There’s a version of Nobadi, from writer-director (and, elsewhere, actor) Karl Markovics, in which its two leads—cranky old Robert and Afghani refugee Adib—learn to help each other, both changing for the better. That, however, is not this film. In fact, it may well be difficult to view films of that type ever again after watching this one—an outcome that really only benefits us, the audience.
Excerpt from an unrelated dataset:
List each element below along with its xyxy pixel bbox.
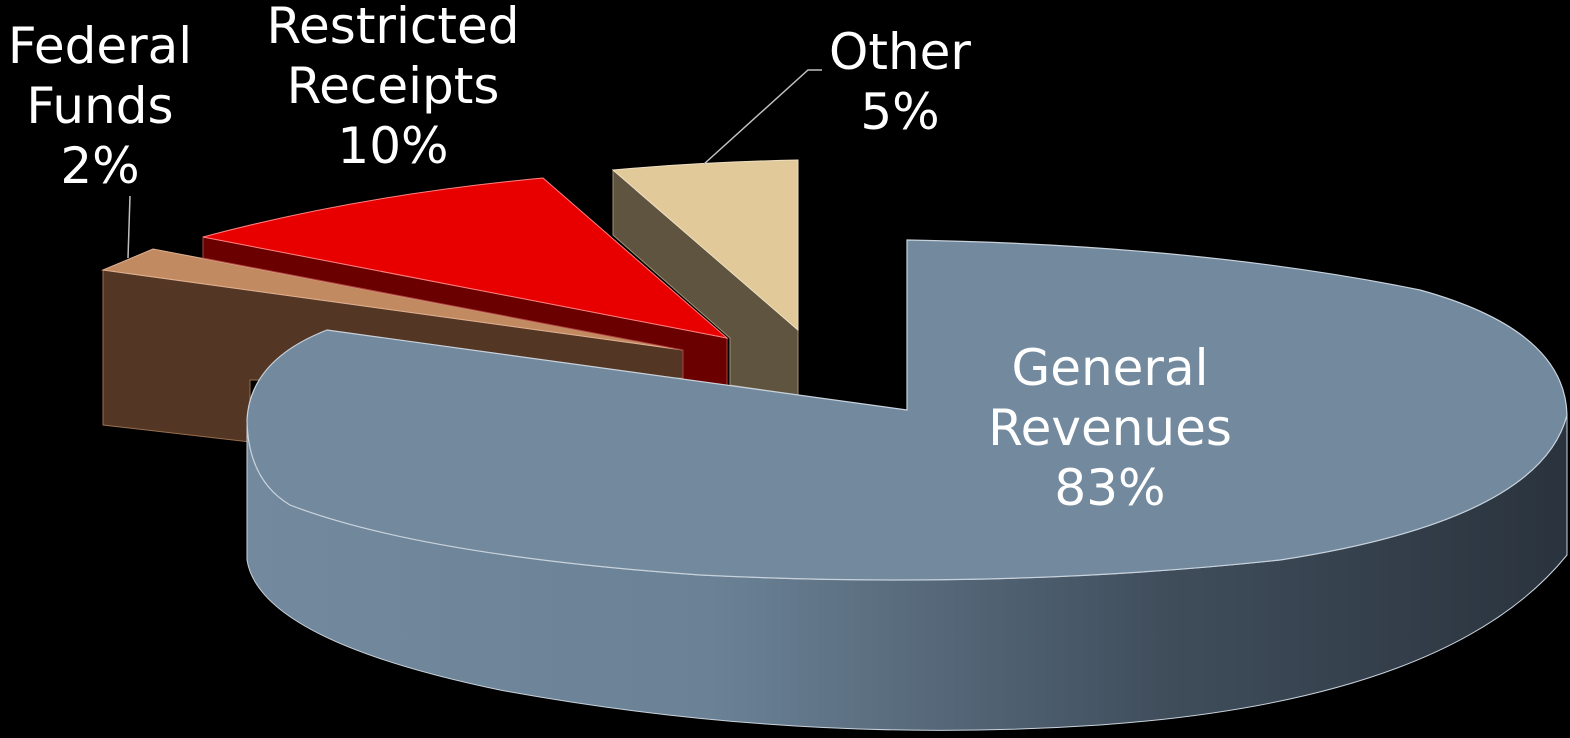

After the death of his dog, Robert (Heinz Trixner) needs help to bury him; through some terse negotiation, Adib (Borhanulddin Hassan Zadeh) steps in to do the work, despite his injured foot. Their conflict, smallscale as it appears, is staged across obvious political and racial lines (made more uncomfortable by the line the film draws between dog and man). Trixner’s Robert, alone and angry, initially offers few kindnesses without strings attached, while Adib tries only to remain amenable given his increasingly desperate situation. Filmed in close quarters over a single day, Markovics refuses to shy away from exactly this kind of tension, getting up-close with both men—excellent in their roles—before expanding Nobadi in darker directions. His script may create stock characters, yet it sets them on a course that feels anything but.

Nobadi‘s true pleasures—if I can use that word—are found in how carefully Markovics dances around those aforementioned expectations before exploding his film well beyond its modern-day political framing. It’s subtle work until it most decidedly is not. By then, however, you’ll most likely be left wincing and wondering: what else has this old man buried?